The first thing he did was track down his old peeps. They were all sitting around, thinking to themselves, “We’ll show him to eat rice. We’ll just sit here and ignore him as he swaggers by.” As the Buddha approached, they couldn’t resist the plainly apparent aura of love and compassion emanating from him.

“Hey man, what’s up?” one said.

The Buddha held up his hand and said, “My friend, call me the Tathagata (one who has gone onto the path of enlightenment).”

Buddha_at_Deer_Park__jpg_115006965743f4f6d872976 by erindodds10.
Fig. 3 Peeps in the park


He sat down and rapped with them, conducting the “first turning of the Dharma wheel” right there in Deer Park, not far from Varanasi. He told everyone the Four Noble Truths and the Eightfold Path and continued to travel India for a 45-year tour before he merged with the infinite and finally attained nirvana. The Dhammapada, The Buddha’s Greatest Hits, sold like hot chapatiya bread.
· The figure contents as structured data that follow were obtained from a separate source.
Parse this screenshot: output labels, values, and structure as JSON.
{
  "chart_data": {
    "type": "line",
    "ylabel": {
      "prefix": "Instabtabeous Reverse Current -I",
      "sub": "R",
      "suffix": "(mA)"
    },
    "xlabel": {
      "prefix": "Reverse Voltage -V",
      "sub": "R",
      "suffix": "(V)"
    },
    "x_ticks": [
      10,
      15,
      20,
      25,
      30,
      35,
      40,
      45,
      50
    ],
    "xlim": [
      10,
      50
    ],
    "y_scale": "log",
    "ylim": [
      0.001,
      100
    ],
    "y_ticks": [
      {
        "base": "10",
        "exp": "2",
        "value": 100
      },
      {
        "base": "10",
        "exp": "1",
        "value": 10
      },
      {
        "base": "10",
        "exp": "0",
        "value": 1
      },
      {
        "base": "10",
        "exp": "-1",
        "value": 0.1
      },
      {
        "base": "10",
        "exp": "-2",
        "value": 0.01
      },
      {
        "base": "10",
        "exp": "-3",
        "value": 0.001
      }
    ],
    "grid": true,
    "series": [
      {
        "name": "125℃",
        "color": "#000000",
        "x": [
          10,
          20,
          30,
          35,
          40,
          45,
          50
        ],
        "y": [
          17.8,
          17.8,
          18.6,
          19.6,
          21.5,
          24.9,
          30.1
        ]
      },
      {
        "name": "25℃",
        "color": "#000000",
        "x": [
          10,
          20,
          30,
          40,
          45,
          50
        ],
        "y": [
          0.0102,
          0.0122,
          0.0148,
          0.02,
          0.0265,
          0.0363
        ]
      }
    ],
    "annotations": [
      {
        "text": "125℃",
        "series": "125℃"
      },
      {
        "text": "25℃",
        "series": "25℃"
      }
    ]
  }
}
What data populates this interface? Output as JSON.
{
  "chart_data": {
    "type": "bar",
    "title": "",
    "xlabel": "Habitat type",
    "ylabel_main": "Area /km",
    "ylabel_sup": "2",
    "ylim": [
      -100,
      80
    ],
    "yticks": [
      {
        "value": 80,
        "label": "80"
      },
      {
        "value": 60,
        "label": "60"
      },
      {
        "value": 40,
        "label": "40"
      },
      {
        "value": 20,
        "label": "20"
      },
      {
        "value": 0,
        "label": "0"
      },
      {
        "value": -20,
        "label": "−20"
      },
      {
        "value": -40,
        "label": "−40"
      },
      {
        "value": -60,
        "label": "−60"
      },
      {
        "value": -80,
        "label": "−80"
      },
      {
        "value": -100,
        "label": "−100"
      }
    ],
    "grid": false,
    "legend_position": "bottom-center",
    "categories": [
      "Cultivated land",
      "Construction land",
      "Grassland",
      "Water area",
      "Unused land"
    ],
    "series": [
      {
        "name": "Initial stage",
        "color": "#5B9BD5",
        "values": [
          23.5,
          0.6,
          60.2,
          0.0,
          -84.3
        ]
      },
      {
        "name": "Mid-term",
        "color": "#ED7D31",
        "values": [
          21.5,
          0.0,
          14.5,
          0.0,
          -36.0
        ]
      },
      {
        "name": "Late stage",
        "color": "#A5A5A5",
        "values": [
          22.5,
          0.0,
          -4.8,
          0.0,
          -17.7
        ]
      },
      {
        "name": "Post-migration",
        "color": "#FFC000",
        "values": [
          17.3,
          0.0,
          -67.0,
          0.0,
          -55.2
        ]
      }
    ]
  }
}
No one has to believe this story is true to benefit from the Buddha’s teachings. I love the story, especially the part about the earth being witness to all deeds. It’s the Pagan within me. Yes, it’s a fantastic story full of faith-testing elements of miracles and moral themes, but I’m not going to be punished in some unfathomably scorching piece of real estate for not insisting it’s the absolute truth. I don’t feel an ounce of cosmic guilt for what I believe or don’t believe about dinosaurs or evolution or intelligent design.

The Buddha couldn’t care less what I believe. I could believe in Jesus, Vishnu, Allah, or the Flying Spaghetti Monster and the Buddha would say, “If the sandal fits.” I’m leaning toward the pasta, by the way. It’s the Italian in me. The Gospel of the FSM is very mouth-watering.

Flying Spaghetti Monster by goggle5.
Fig. 4 Yes, I have

The Buddha just hopes I listen and seriously meditate on some stuff, then only use what works. The Dharma teachings are like pennies in the change tray sitting next to the cash register at the Circle-K: take one, leave one, whatever. A penny ain’t worth much until you use it to buy gas. You can quote scriptures till your vocal cords snap, but they only gain worth when they’re applied to your life.